Community leaders and the courts are putting too much faith into dubious traffic studies that always seem to predict more and more driving, a new study argues — but that could all change if our transportation culture shifts, plus makes a few small tweaks to the legal language that guides our development decisions.
Land use experts Kenneth Stahl and Kristina Currans explored why “Traffic Impact Analyses,” or TIAs, hold so much sway over U.S. planning decisions, despite the fact that countless examples have shown that most of them wildly overestimate future car travel. Nonetheless, the researchers say traffic studies and the carmageddons they project are reliably held up by NIMBY neighbors as evidence that leaders either need to cancel human-scaled projects, like new apartment buildings in walkable neighborhoods, or “mitigate” their negative impacts, by widening roads and adding parking — even though a century worth of data shows those strategies almost always do the opposite because they encourage more people to drive.
The paper was published in the Journal of the American Planning Association.
“These studies are absolutely pervasive in land use and transportation, even though they’re totally unreliable,” said Stahl, who is a practicing attorney and the director of the environmental, land use and real estate law program at Chapman University. “They’re being used to require traffic mitigations that only induce more driving. … You’re getting terrible policy outcomes, and they’re based on analyses that aren’t reliable at all.”
All those big, scary numbers in a typical traffic study, of course, aren’t totally made up, as urban planning professor and study co-author Currans can attest. They’re typically based on the number of vehicle trips that similar land use choices have generated in that region the past, often as outlined in the Institute of Transportation Engineers’ Trip Generation Manual, which provides industry-standard estimates for how much driving various new development types, like grocery stores or stadiums, is “likely” to induce based on national data.
Many agencies, though, don’t adjust those blunt-instrument models for complex local realities — the researchers pointed out that one study found less than 40 percent of surveyed East Coast agencies use local data or control for local contexts” — or acknowledge that the Institute’s rates are typically based on “vehicle-oriented contexts with free and unlimited parking and little to no multimodal access” and offer “severely limited” data on urban areas.
Nor, critically, do they stop to question whether all those new driving trips even should be accommodated — or whether the frustration of sitting in a traffic jam is just the push some drivers may need to walk, bike, or take the bus rather than drive.

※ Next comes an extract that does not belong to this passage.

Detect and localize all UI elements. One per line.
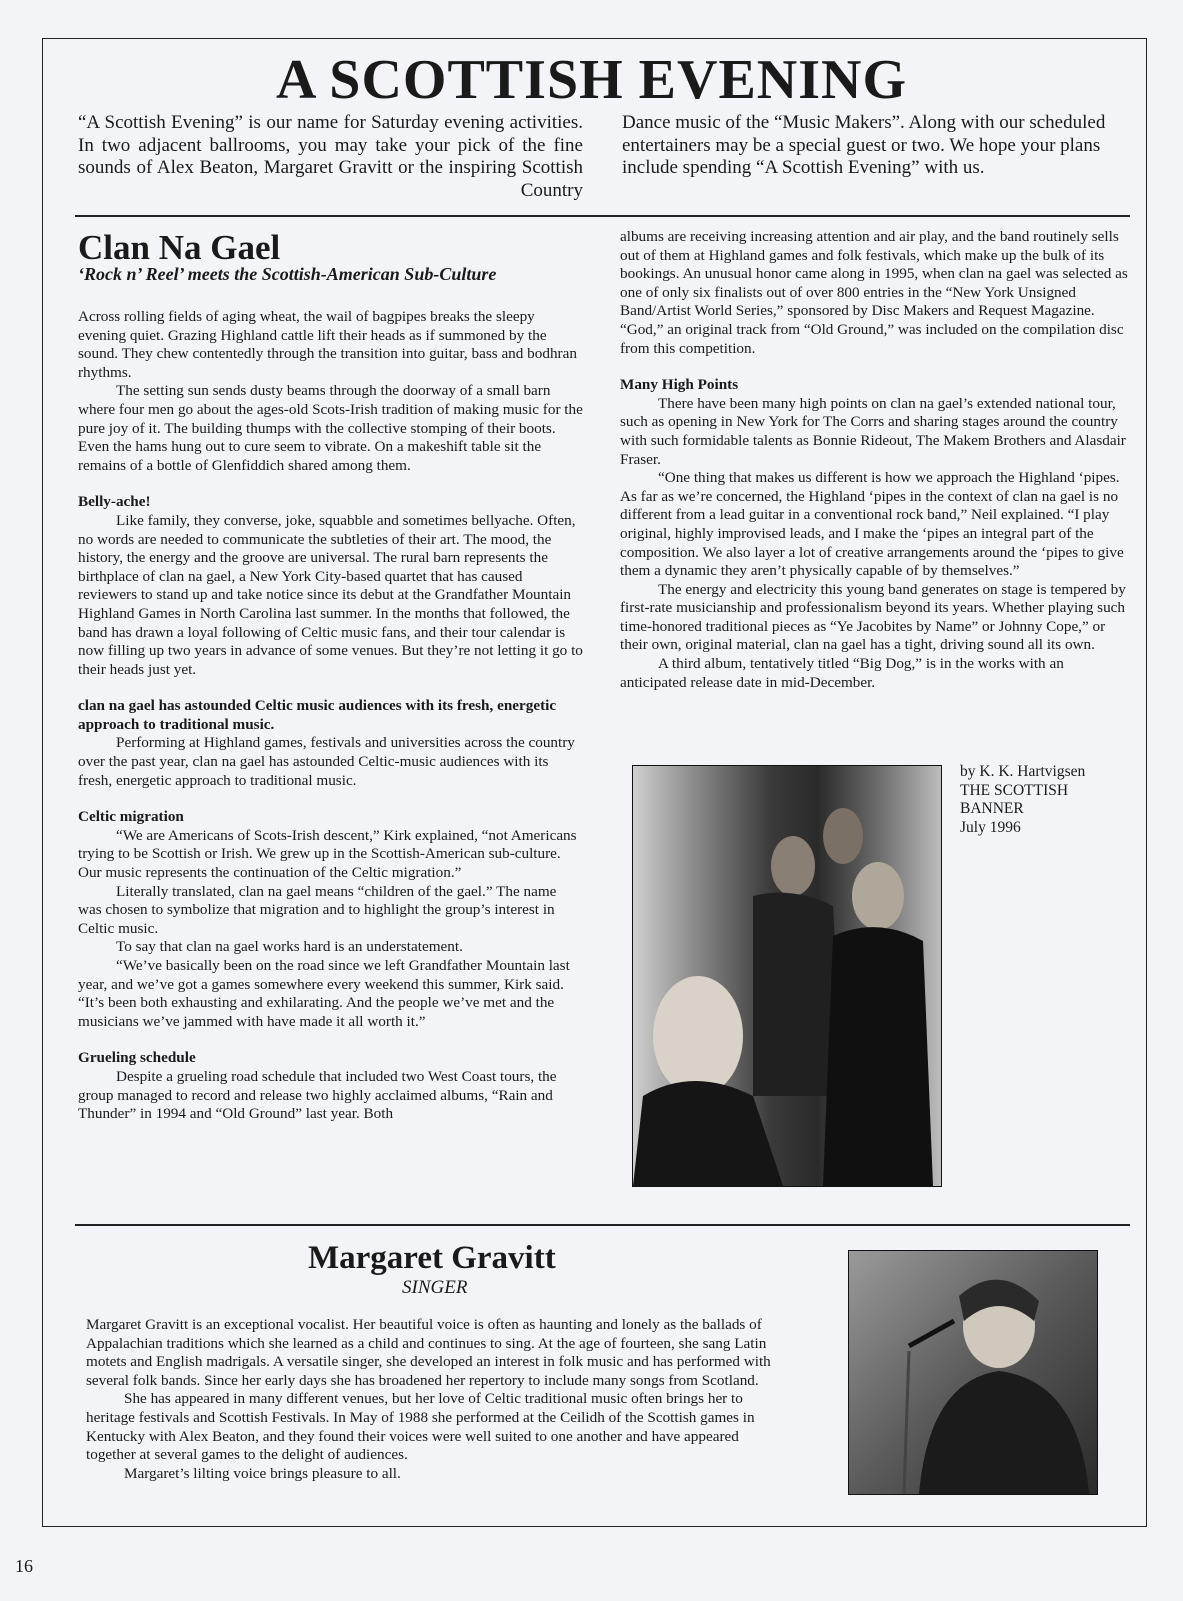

Nonetheless, Stahl says that when traffic studies are presented to decision makers in quasi-judicial settings like local planning commissions, they’re usually deemed to have risen to the legal standard known as “substantial evidence,” simply because they’ve been rubber-stamped by a prominent industry group — regardless of whether they’ve met the actual legal definition of “substantial evidence” that is “credible and reliable,” which TIAs plainly aren’t. And on the rare case that a NIMBY neighbor uses a traffic study to sue the developer of a new apartment building in a walkable neighborhood for theoretically wrecking his car commute, real judges are likely to favor the status quo by recommending that the project be cancelled.
“The courts aren’t experts in land use and transportation planning; they don’t want ot have to rigorously review every traffic study,” Stahl added. “If the industry’s been using [this standard] for years, that’s good enough. … It’s circular; everyone in the industry uses it because they know that’s what courts will accept, and courts accept it because everyone in the industry uses it.”
Stahl and Curran say, though, that the rising tide of criticism of conventional traffic models may be pushing the courts towards a “tipping point” where judges (and the planning boards who anticipate their rulings) may no longer be able to give traffic studies such an easy pass.
Getting past that point, though, will require a combination of advocates speaking out to demand that TIAs receive more scrutiny, and policymakers shifting the language of laws that require “substantial evidence” that a development will be bad news for traffic, and instead require a “preponderance of evidence” that many members of the profession agree. New laws can also be written to force developers to meet meaningful impact standards unrelated to congestion, like Colorado’s new state law that requires state projects to significantly reduce projected pollution associated with automobile use.